Para Belmiro Gomes, migração de cliente com alto poder aquisitivo sustenta crescimento do atacarejo; ação acumula avanço de 20% desde estreia na bolsa

Por Felipe Mendes Atualizado em 6 jul 2021, 13h48 - Publicado em 6 jul 2021, 09h21

Um dos principais responsáveis pela mudança de patamar do Assaí Atacadista, Belmiro Gomes se considera um líder pragmático. Em entrevista a VEJA, ele conta que sua gestão é baseada em princípios básicos: “Humildade, simplicidade, agilidade na tomada de decisão e o sentimento de dono por parte do funcionário”. CEO da companhia desde 2010, Gomes transformou a pequena rede, que tinha 6 mil funcionários em 2011, em uma verdadeira potência. Hoje, 55 mil pessoas são responsáveis por tocar a operação de 187 lojas espalhadas pelo Brasil. Enquanto muitos pregam o fim do comércio físico com a expansão do e-commerce, Gomes promete abrir mais unidades. “Este ano iremos construir 500 mil metros quadrados de lojas físicas”. Com lucro bilionário e um faturamento de 39,4 bilhões de reais em 2020, a empresa se descolou do Grupo Pão de Açúcar na bolsa de valores de São Paulo, a B3. Desde 1º de março, quando estreou no mercado de ações, seus papéis acumulam alta de 20%. Para o executivo, a distinção foi uma decisão acertada e mostra que ainda há muito espaço para crescer, apesar dos desafios da pandemia e da inflação.

A pandemia ocasionou um descompasso entre o varejo e a produção da indústria. Como foi o impacto para o Assaí? Os manuais de pandemia foram escritos há muito tempo. Desde a gripe espanhola já se vão 100 anos. Houve, sim, algumas distorções no mercado, não só neste ano, mas também em 2020, com uma dificuldade de prever o impacto no curtíssimo prazo. Em março, no começo da pandemia, falava-se que faltaria álcool em gel e que sobraria cerveja e uísque nas gôndolas. Na prática, quando chegou o fim do ano, o que nós vimos foi o contrário.

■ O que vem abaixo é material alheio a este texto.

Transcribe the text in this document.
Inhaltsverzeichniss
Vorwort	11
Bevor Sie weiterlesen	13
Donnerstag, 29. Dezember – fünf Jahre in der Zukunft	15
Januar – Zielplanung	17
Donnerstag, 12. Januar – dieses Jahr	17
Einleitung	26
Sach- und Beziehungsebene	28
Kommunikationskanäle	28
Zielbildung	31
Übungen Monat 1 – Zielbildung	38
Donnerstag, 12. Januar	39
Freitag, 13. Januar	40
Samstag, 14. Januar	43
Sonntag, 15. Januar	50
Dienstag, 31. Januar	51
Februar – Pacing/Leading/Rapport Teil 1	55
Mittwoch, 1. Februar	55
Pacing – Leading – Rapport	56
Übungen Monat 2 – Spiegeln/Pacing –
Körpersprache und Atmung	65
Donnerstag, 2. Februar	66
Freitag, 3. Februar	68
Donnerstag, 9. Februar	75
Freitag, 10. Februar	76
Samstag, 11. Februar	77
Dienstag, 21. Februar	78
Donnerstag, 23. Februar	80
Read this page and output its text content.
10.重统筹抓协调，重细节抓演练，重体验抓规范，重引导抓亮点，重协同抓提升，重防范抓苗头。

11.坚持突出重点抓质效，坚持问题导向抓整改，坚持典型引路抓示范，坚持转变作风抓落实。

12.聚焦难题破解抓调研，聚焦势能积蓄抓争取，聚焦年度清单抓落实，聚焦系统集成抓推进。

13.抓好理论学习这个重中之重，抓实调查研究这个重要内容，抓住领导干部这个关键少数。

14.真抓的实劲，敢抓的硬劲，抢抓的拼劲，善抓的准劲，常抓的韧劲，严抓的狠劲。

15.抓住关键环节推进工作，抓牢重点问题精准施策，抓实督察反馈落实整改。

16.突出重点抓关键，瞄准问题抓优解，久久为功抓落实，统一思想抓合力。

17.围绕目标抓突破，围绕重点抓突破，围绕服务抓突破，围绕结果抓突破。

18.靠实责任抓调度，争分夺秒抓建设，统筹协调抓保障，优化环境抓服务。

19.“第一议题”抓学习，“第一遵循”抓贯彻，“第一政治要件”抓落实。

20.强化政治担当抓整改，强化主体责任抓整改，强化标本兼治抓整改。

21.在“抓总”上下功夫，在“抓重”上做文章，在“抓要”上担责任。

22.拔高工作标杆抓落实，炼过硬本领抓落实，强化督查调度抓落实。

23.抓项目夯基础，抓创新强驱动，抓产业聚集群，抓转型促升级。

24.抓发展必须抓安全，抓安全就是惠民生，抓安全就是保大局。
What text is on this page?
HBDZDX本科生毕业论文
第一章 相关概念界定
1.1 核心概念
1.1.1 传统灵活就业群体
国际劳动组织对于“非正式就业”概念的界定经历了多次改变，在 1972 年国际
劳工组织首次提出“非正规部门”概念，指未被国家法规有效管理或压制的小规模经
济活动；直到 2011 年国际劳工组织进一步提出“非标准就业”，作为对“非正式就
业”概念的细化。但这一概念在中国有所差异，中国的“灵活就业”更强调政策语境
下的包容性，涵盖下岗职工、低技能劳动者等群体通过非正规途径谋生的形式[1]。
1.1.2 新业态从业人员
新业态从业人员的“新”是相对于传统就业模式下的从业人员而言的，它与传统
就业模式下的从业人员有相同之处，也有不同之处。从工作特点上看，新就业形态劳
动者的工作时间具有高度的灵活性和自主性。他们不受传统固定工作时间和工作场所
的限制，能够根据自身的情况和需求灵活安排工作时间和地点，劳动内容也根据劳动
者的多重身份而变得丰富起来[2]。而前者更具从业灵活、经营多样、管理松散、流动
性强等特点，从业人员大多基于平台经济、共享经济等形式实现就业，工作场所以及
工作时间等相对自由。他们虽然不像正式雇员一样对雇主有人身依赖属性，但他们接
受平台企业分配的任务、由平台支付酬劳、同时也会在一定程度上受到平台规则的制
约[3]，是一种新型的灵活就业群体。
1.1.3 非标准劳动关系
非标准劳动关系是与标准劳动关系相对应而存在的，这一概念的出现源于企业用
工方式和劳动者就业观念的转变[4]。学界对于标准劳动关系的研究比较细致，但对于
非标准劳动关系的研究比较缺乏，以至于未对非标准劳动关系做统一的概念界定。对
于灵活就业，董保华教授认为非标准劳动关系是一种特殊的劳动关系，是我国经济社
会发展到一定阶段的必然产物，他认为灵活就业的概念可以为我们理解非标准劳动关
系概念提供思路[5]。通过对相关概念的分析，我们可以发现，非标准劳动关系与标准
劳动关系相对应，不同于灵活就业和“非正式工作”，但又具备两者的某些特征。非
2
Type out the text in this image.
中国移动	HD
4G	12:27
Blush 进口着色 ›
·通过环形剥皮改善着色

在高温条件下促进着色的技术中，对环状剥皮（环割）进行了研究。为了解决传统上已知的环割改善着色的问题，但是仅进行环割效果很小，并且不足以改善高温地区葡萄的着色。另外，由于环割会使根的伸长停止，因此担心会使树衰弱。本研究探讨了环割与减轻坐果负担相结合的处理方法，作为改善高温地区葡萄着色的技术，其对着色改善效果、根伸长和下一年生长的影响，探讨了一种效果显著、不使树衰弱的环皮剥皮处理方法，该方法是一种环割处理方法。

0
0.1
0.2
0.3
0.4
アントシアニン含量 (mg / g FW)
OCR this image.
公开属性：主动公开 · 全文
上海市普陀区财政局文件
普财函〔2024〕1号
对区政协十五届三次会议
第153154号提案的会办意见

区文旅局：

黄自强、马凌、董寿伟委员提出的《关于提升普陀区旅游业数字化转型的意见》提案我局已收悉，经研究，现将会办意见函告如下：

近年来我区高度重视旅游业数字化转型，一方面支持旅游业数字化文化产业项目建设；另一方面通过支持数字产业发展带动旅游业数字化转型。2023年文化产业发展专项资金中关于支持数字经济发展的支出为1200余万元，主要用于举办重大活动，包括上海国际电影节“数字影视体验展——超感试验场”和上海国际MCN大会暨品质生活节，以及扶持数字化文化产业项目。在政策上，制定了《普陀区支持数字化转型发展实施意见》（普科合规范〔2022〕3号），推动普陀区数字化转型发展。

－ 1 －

Mas esse choque de demanda não atrapalhou? Sim. Para algumas categorias, foi impossível calcular a demanda, pois alguns itens surpreenderam, como os artigos de luxo, e tiveram um consumo maior, algo que não era esperado. Esse movimento inesperado de algumas categorias gerou uma série de distorções ao longo da cadeia, como, por exemplo, a falta de insumos para a fabricação de computadores. Tivemos um período de distorção muito grande e que ainda continua em 2021. A meu ver, inclusive, esse problema ainda perdurará no pós-pandemia até que a gente tenha uma acomodação. Essa dificuldade de calcular a demanda por alguns tipos de produtos e a pressão que o auxílio emergencial exerceu mexeram muito na base de consumo. À medida que o coronavírus foi diagnosticado fora da China, fizemos algumas medidas preventivas, mas sempre trabalhando com o cenário de se ajustar para o curto prazo, sem grandes movimentos estratégicos, até porque o setor em que estamos inseridos, o da alimentação, é um setor de giro de estoque muito rápido.

O auxílio emergencial, no fim, acabou sendo um dos ‘vilões’ para o atual nível de inflação que nós temos? O auxílio indiscutivelmente injetou muito recurso na base da população. Isso, aliado à desvalorização muito forte do real frente ao dólar, pressionou a cadeia de preço. Hoje, alguns produtos se mantêm acima do que tínhamos de expectativa. Enquanto perdurar essa desvalorização no câmbio e a alta demanda da China, algumas categorias de produtos vão continuar causando uma instabilidade no país. Na pandemia, o consumidor final aumentou o volume de compra e diminuiu a frequência de visita às lojas. Mas, em compensação, as categorias ligadas ao turismo, público muito importante para nós, deixaram de consumir como antes, o que nos trouxe um cenário desafiador e de oscilação.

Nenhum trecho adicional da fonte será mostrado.